Album Review: Cigarettes After Sex - Cigarettes After Sex (2017)

The truth is, a grizzly middle-aged man of my disposition really has no business digging the music of Cigarettes After Sex quite as much as I do. A fact more or less confirmed when it was announced earlier this week that the band’s one-off New Zealand show at the Powerstation in Auckland in January of 2018 is going to be an “all ages” affair*.

(* postscript: the first press release announcing the gig indicated it was an "all ages" show but a later listing confirmed it as R18. Which makes more sense, for the Powerstation. The band has also been confirmed for the Rhythm & Alps festival near Wanaka at the New Year.)

On the other hand, as a fellow similarly-aged less grizzly friend recently tried to reassure me, “it’s all just pop music, you're allowed to like it, so don't over analyse it" ... which is a school of thought I can also buy into.

That said, it’s unlikely to be him that I’m standing next to at the aforementioned gig, surrounded by hundreds of spotty pre and post-pubescent teenagers intent on singing every last emotionally-charged lyric in the band’s melodrama-drenched repertoire.

But to hell with it, I love the band’s music all the same, and this year’s self-titled debut album has become a stick-on certainty to be one of this blog’s albums of the year … purely on the basis that it’s one of your pop-loving blogger’s most played albums of 2017. Which makes sense, right?

In fact, I’ve gone further back and picked up a copy of the El Paso four-piece’s debut EP, I, from 2012, and the breakthrough single from 2015, ‘Affection’, which includes an impressive super dark version of Reo Speedwagon’s yacht rock classic, ‘Keep On Loving You’, on the flip side.

The album itself amounts to ten dreamy tracks, clocking in at a very digestible 47 minutes. Everything about it is gentle and subdued, nothing is too hurried or boisterous, and it feels like a genuine masterclass in the art of creating ambient pop music, albeit pop with a slightly darker than usual hue. Echo and reverb effects are applied to guitars, the synths caress and pamper, the drumming/percussion reveals a lightness of touch, and the production has a very hazy, almost ethereal, quality to it.
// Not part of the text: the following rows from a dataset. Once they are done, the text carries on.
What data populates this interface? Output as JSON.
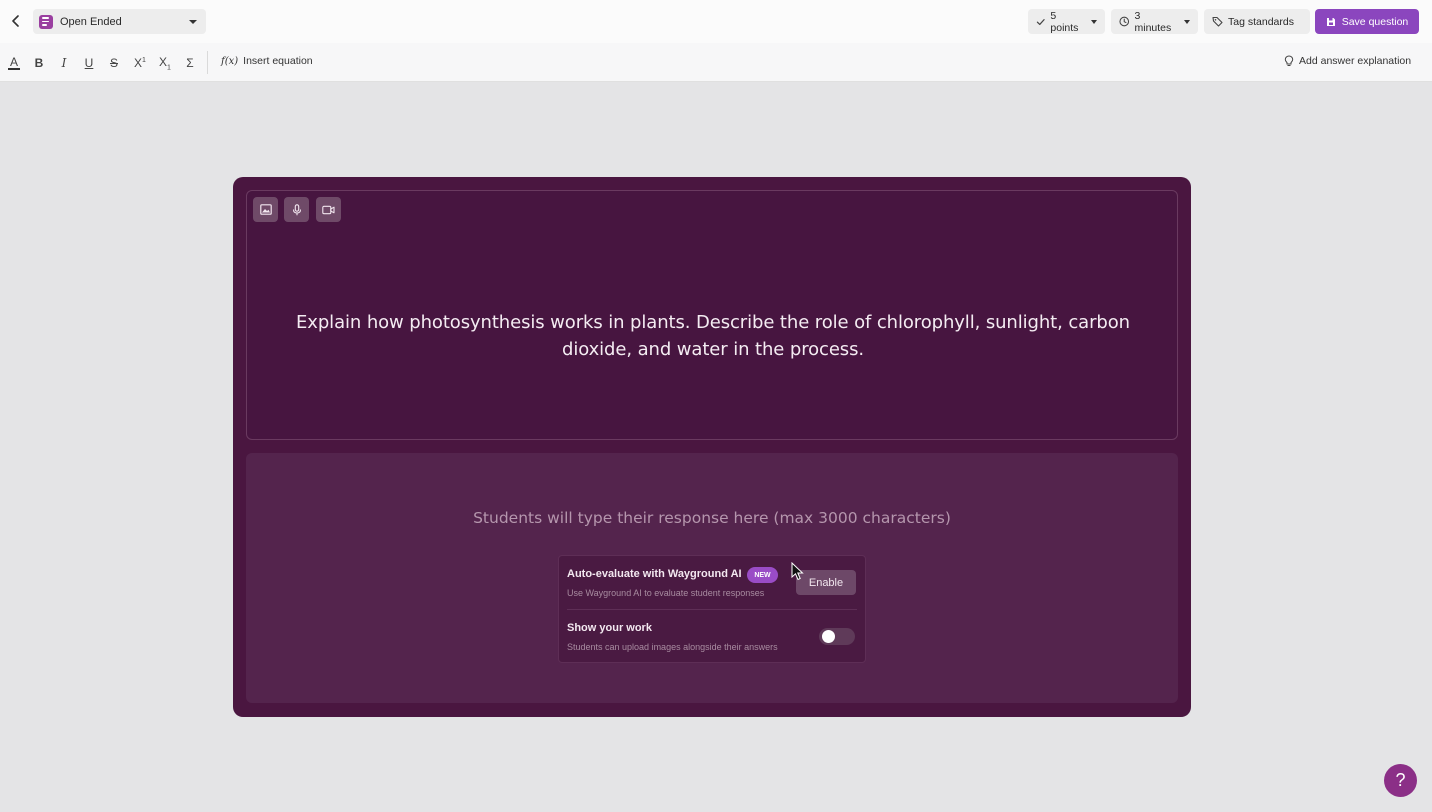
{
  "header": {
    "question_type": "Open Ended",
    "points": "5 points",
    "time": "3 minutes",
    "tag_standards": "Tag standards",
    "save": "Save question"
  },
  "toolbar": {
    "text_color": "A",
    "bold": "B",
    "italic": "I",
    "underline": "U",
    "strikethrough": "S",
    "superscript": "X",
    "superscript_mark": "1",
    "subscript": "X",
    "subscript_mark": "1",
    "sum": "Σ",
    "insert_equation": "Insert equation",
    "fx": "f(x)",
    "add_explanation": "Add answer explanation"
  },
  "question": {
    "text": "Explain how photosynthesis works in plants. Describe the role of chlorophyll, sunlight, carbon dioxide, and water in the process."
  },
  "answer": {
    "placeholder": "Students will type their response here (max 3000 characters)"
  },
  "options": {
    "auto_eval_title": "Auto-evaluate with Wayground AI",
    "auto_eval_badge": "NEW",
    "auto_eval_sub": "Use Wayground AI to evaluate student responses",
    "enable": "Enable",
    "show_work_title": "Show your work",
    "show_work_sub": "Students can upload images alongside their answers",
    "show_work_on": false
  },
  "help": "?",
  "colors": {
    "accent": "#8b46be",
    "card": "#4a1640",
    "help": "#8b2f87"
  }
}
Cigarettes After Sex ... the world's oldest teenagers

And then there’s the otherworldly, rather androgynous, vocals of Greg Gonzalez, which sit right at the forefront of everything. If the music is designed to partially melt into the background, the casual beauty of Gonzalez’s voice begs for the listener’s full engagement. Which is both a blessing and a curse, because where the melodies are strong and immaculately crafted, the songwriting itself proves less reliable in places.

There are a couple of quite cringeworthy moments, best forgotten about, interspersed with flashes of pure brilliance. I’m still undecided about the “your lips, my lips, apocalypse” wordplay in ‘Apocalypse’ … it’s either terribly inspired, or just plain terrible, depending on where I am, and who I’m with, when I’m listening to the tune.

There are other junctures too, where the naïve 15-year-old boy inside of me grins from ear to ear, while the cynical old man of the present day feels slightly creeped out, and shakes his head dismissively. On a couple of occasions, it’s a mixture of both reactions simultaneously – see the “patron saint of sucking cock” reference in the closer, ‘Young and Dumb’ … anyway, that might just be me, and it’s probably not worth dwelling on too much. Or as another bright spark once said, “don’t over analyse it” …

The three singles, ‘K’, ‘Apocalypse’, and ‘Each Time You Fall in Love’ are all highlights, but ‘John Wayne’ also pulls me in close when it has absolutely no right to, and more generally – save the odd moment – there’s not a bad track on a thoroughly absorbing full-length debut.

Although the album – released on the Partisan label back in June – has made little impact in the band’s home country, it reached number two on the UK Independent album charts, and peaked at number three on the New Zealand “heatseeker” album chart, presumably on the back of simmering ongoing YouTube/online exposure.